Hannah Bergman | Freedom of Information | Feature | April 17, 2009

After years of litigation under the Freedom of Information Act, four secret memos from the Justice Department’s Office of Legal Counsel were finally released Thursday by the Obama administration.

The memos, issued between 2002 and 2005, deal with the interrogation techniques used against suspected terrorists. The opinions were used by the Bush administration and set out what the OLC deemed to be legally acceptable practices. 

The ACLU had sought access to these and other opinions under FOIA in federal court in Manhattan.

Thursday was the final deadline the Obama Justice Department and the ACLU had agreed on for a decision on whether the memos would be made public. There was great speculation as to whether the administration would release the documents as there was no court order requiring their release, or to act as precedent in future cases.

President Obama seemed to underscore that point in his statement on the release, saying: “The exceptional circumstances surrounding these memos should not be viewed as an erosion of the strong legal basis for maintaining the classified nature of secret activities. I will always do whatever is necessary to protect the national security of the United States.”

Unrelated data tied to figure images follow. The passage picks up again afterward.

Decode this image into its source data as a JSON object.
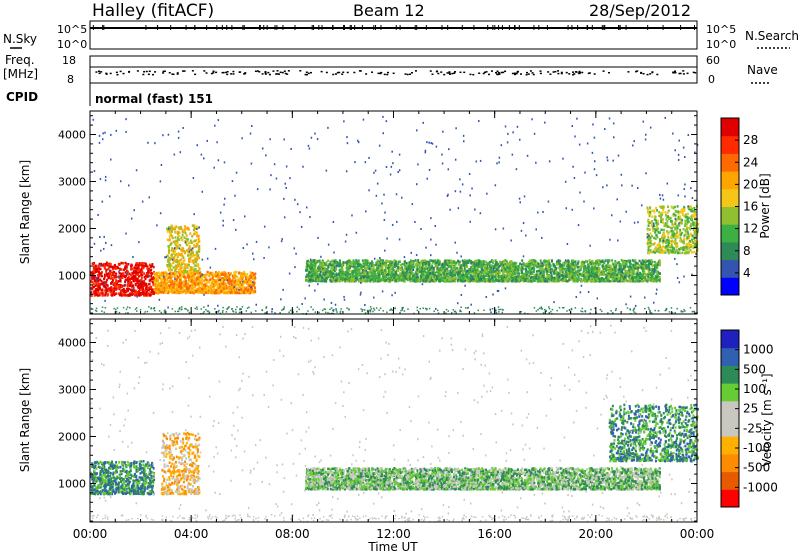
{
  "header": {
    "station": "Halley (fitACF)",
    "beam": "Beam 12",
    "date": "28/Sep/2012"
  },
  "noise_panel": {
    "left_label": "N.Sky",
    "left_ticks": [
      "10^5",
      "10^0"
    ],
    "right_ticks": [
      "10^5",
      "10^0"
    ],
    "right_label": "N.Search"
  },
  "freq_panel": {
    "left_label_1": "Freq.",
    "left_label_2": "[MHz]",
    "left_ticks": [
      "18",
      "8"
    ],
    "right_ticks": [
      "60",
      "0"
    ],
    "right_label": "Nave"
  },
  "cpid": {
    "label": "CPID",
    "value": "normal (fast) 151"
  },
  "colors": {
    "power": [
      "#0000ff",
      "#3355b0",
      "#2e8b57",
      "#3cb043",
      "#90c030",
      "#f5c518",
      "#ffa500",
      "#ff6a00",
      "#ff2a00",
      "#e00000"
    ],
    "velocity": [
      "#ff0000",
      "#e85a00",
      "#ff8c00",
      "#ffb000",
      "#c8c8c0",
      "#c8c8c0",
      "#66cc33",
      "#2e8b57",
      "#3060b0",
      "#2020c0"
    ],
    "ground_scatter": "#c8c8c0"
  },
  "chart_data": [
    {
      "type": "heatmap",
      "panel": "power",
      "ylabel": "Slant Range [km]",
      "yticks": [
        "1000",
        "2000",
        "3000",
        "4000"
      ],
      "ylim": [
        180,
        4500
      ],
      "x": [
        "00:00",
        "04:00",
        "08:00",
        "12:00",
        "16:00",
        "20:00",
        "00:00"
      ],
      "colorbar_label": "Power [dB]",
      "colorbar_ticks": [
        "4",
        "8",
        "12",
        "16",
        "20",
        "24",
        "28"
      ],
      "features": [
        {
          "hours": [
            0.0,
            2.5
          ],
          "range_km": [
            600,
            1300
          ],
          "level": "28"
        },
        {
          "hours": [
            2.5,
            6.5
          ],
          "range_km": [
            650,
            1100
          ],
          "level": "20"
        },
        {
          "hours": [
            3.0,
            4.3
          ],
          "range_km": [
            1100,
            2100
          ],
          "level": "16"
        },
        {
          "hours": [
            8.5,
            22.5
          ],
          "range_km": [
            900,
            1350
          ],
          "level": "8"
        },
        {
          "hours": [
            22.0,
            24.0
          ],
          "range_km": [
            1500,
            2500
          ],
          "level": "12"
        }
      ]
    },
    {
      "type": "heatmap",
      "panel": "velocity",
      "ylabel": "Slant Range [km]",
      "yticks": [
        "1000",
        "2000",
        "3000",
        "4000"
      ],
      "ylim": [
        180,
        4500
      ],
      "x": [
        "00:00",
        "04:00",
        "08:00",
        "12:00",
        "16:00",
        "20:00",
        "00:00"
      ],
      "xlabel": "Time UT",
      "colorbar_label": "Velocity [m s⁻¹]",
      "colorbar_ticks": [
        "-1000",
        "-500",
        "-100",
        "-25",
        "25",
        "100",
        "500",
        "1000"
      ],
      "features": [
        {
          "hours": [
            0.0,
            2.5
          ],
          "range_km": [
            800,
            1500
          ],
          "level": "100"
        },
        {
          "hours": [
            2.8,
            4.3
          ],
          "range_km": [
            800,
            2100
          ],
          "level": "-100"
        },
        {
          "hours": [
            8.5,
            22.5
          ],
          "range_km": [
            900,
            1350
          ],
          "level": "25"
        },
        {
          "hours": [
            20.5,
            24.0
          ],
          "range_km": [
            1500,
            2700
          ],
          "level": "100"
        }
      ]
    }
  ]
}
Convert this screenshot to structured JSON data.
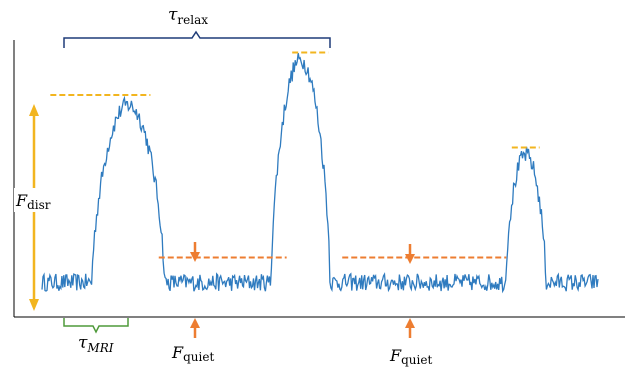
{
  "chart_data": {
    "type": "line",
    "title": "",
    "xlabel": "",
    "ylabel": "",
    "grid": false,
    "ylim": [
      0,
      1
    ],
    "xlim": [
      0,
      100
    ],
    "series": [
      {
        "color": "#2f7bbf",
        "peaks": [
          {
            "center": 15.5,
            "half_width": 6.5,
            "height": 0.78
          },
          {
            "center": 46.5,
            "half_width": 5.3,
            "height": 0.96
          },
          {
            "center": 87.0,
            "half_width": 3.6,
            "height": 0.58
          }
        ],
        "baseline": 0.07,
        "noise": 0.035
      }
    ],
    "reference_lines": [
      {
        "kind": "F_disr",
        "x_start": 1.5,
        "x_end": 19.5,
        "y": 0.82,
        "color": "#f2b51f"
      },
      {
        "kind": "peak2",
        "x_start": 45.0,
        "x_end": 51.5,
        "y": 0.99,
        "color": "#f2b51f"
      },
      {
        "kind": "peak3",
        "x_start": 84.5,
        "x_end": 89.5,
        "y": 0.61,
        "color": "#f2b51f"
      },
      {
        "kind": "F_quiet",
        "x_start": 21.0,
        "x_end": 44.0,
        "y": 0.17,
        "color": "#ed7d31"
      },
      {
        "kind": "F_quiet",
        "x_start": 54.0,
        "x_end": 83.5,
        "y": 0.17,
        "color": "#ed7d31"
      }
    ]
  },
  "annotations": {
    "tau_relax": {
      "symbol": "τ",
      "subscript": "relax"
    },
    "tau_mri": {
      "symbol": "τ",
      "subscript": "MRI"
    },
    "f_disr": {
      "symbol": "F",
      "subscript": "disr"
    },
    "f_quiet_left": {
      "symbol": "F",
      "subscript": "quiet"
    },
    "f_quiet_right": {
      "symbol": "F",
      "subscript": "quiet"
    }
  },
  "colors": {
    "signal": "#2f7bbf",
    "peak_level": "#f2b51f",
    "quiet_level": "#ed7d31",
    "relax_brace": "#1f3c78",
    "mri_brace": "#4f9a3a",
    "axis": "#000000"
  }
}
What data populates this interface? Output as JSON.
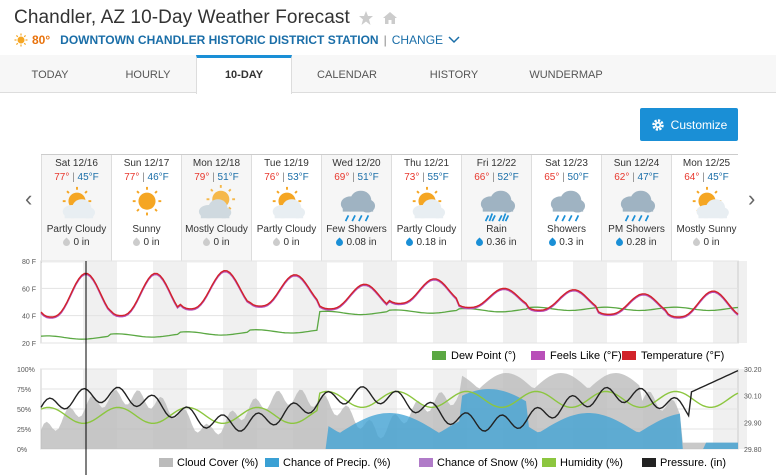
{
  "header": {
    "title": "Chandler, AZ 10-Day Weather Forecast",
    "current_temp": "80°",
    "station": "DOWNTOWN CHANDLER HISTORIC DISTRICT STATION",
    "separator": "|",
    "change_label": "CHANGE"
  },
  "tabs": [
    {
      "label": "TODAY"
    },
    {
      "label": "HOURLY"
    },
    {
      "label": "10-DAY",
      "active": true
    },
    {
      "label": "CALENDAR"
    },
    {
      "label": "HISTORY"
    },
    {
      "label": "WUNDERMAP"
    }
  ],
  "customize_label": "Customize",
  "days": [
    {
      "date": "Sat 12/16",
      "hi": "77°",
      "lo": "45°F",
      "cond": "Partly Cloudy",
      "icon": "partly-cloudy-icon",
      "precip": "0 in"
    },
    {
      "date": "Sun 12/17",
      "hi": "77°",
      "lo": "46°F",
      "cond": "Sunny",
      "icon": "sunny-icon",
      "precip": "0 in"
    },
    {
      "date": "Mon 12/18",
      "hi": "79°",
      "lo": "51°F",
      "cond": "Mostly Cloudy",
      "icon": "mostly-cloudy-icon",
      "precip": "0 in"
    },
    {
      "date": "Tue 12/19",
      "hi": "76°",
      "lo": "53°F",
      "cond": "Partly Cloudy",
      "icon": "partly-cloudy-icon",
      "precip": "0 in"
    },
    {
      "date": "Wed 12/20",
      "hi": "69°",
      "lo": "51°F",
      "cond": "Few Showers",
      "icon": "showers-icon",
      "precip": "0.08 in"
    },
    {
      "date": "Thu 12/21",
      "hi": "73°",
      "lo": "55°F",
      "cond": "Partly Cloudy",
      "icon": "partly-cloudy-icon",
      "precip": "0.18 in"
    },
    {
      "date": "Fri 12/22",
      "hi": "66°",
      "lo": "52°F",
      "cond": "Rain",
      "icon": "rain-icon",
      "precip": "0.36 in"
    },
    {
      "date": "Sat 12/23",
      "hi": "65°",
      "lo": "50°F",
      "cond": "Showers",
      "icon": "showers-icon",
      "precip": "0.3 in"
    },
    {
      "date": "Sun 12/24",
      "hi": "62°",
      "lo": "47°F",
      "cond": "PM Showers",
      "icon": "showers-icon",
      "precip": "0.28 in"
    },
    {
      "date": "Mon 12/25",
      "hi": "64°",
      "lo": "45°F",
      "cond": "Mostly Sunny",
      "icon": "mostly-sunny-icon",
      "precip": "0 in"
    }
  ],
  "chart_data": [
    {
      "type": "line",
      "y_ticks": [
        "80 F",
        "60 F",
        "40 F",
        "20 F"
      ],
      "ylim": [
        20,
        80
      ],
      "legend_placement": "bottom-right",
      "series": [
        {
          "name": "Dew Point (°)",
          "color": "#5ba843"
        },
        {
          "name": "Feels Like (°F)",
          "color": "#b84fb8"
        },
        {
          "name": "Temperature (°F)",
          "color": "#d2232a"
        }
      ]
    },
    {
      "type": "area",
      "y_ticks_left": [
        "100%",
        "75%",
        "50%",
        "25%",
        "0%"
      ],
      "y_ticks_right": [
        "30.20",
        "30.10",
        "29.90",
        "29.80"
      ],
      "legend_placement": "bottom-right",
      "series": [
        {
          "name": "Cloud Cover (%)",
          "color": "#bbbbbb"
        },
        {
          "name": "Chance of Precip. (%)",
          "color": "#3aa0d4"
        },
        {
          "name": "Chance of Snow (%)",
          "color": "#b07bc8"
        },
        {
          "name": "Humidity (%)",
          "color": "#8cc63f"
        },
        {
          "name": "Pressure. (in)",
          "color": "#222222"
        }
      ]
    }
  ]
}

Still, the ACLU said it was pleased with the release of documents that critics have called “secret law.”

"Memos written by the Office of Legal Counsel, including the memos released today, provided the foundation for the Bush administration's torture program," Jameel Jaffer, the director ACLU’s National Security Project, said in a press release. "The memos are based on legal reasoning that is spurious on its face, and in the end these aren't legal memos at all – they are simply political documents that were meant to provide window dressing for war crimes. While the memos should never have been written, we welcome their release today. Transparency is a first step towards accountability."

Obama justified the decision in part by saying much of what the memos described was already public: “First, the interrogation techniques described in these memos have already been widely reported. Second, the previous Administration publicly acknowledged portions of the program and some of the practices associated with these memos. Third, I have already ended the techniques described in the memos through an Executive Order. Therefore, withholding these memos would only serve to deny facts that have been in the public domain for some time. This could contribute to an inaccurate accounting of the past, and fuel erroneous and inflammatory assumptions about actions taken by the United States.”

But on his blog, Steven Aftergood of the Federation of American Scientists noted that Obama’s justification wouldn't hold up in court as an argument for the release of classified documents.

In the vast majority of cases, Aftergood said, just because bits of classified information has been leaked doesn’t mean entire official documents bearing classified information can or should be disclosed under executive orders and case law.

“The new release does not alter this non-disclosure policy," he wrote, "which lends credence to the statement of former CIA director Michael Hayden that the government could have successfully argued against disclosure of the OLC memos in court, as he favored."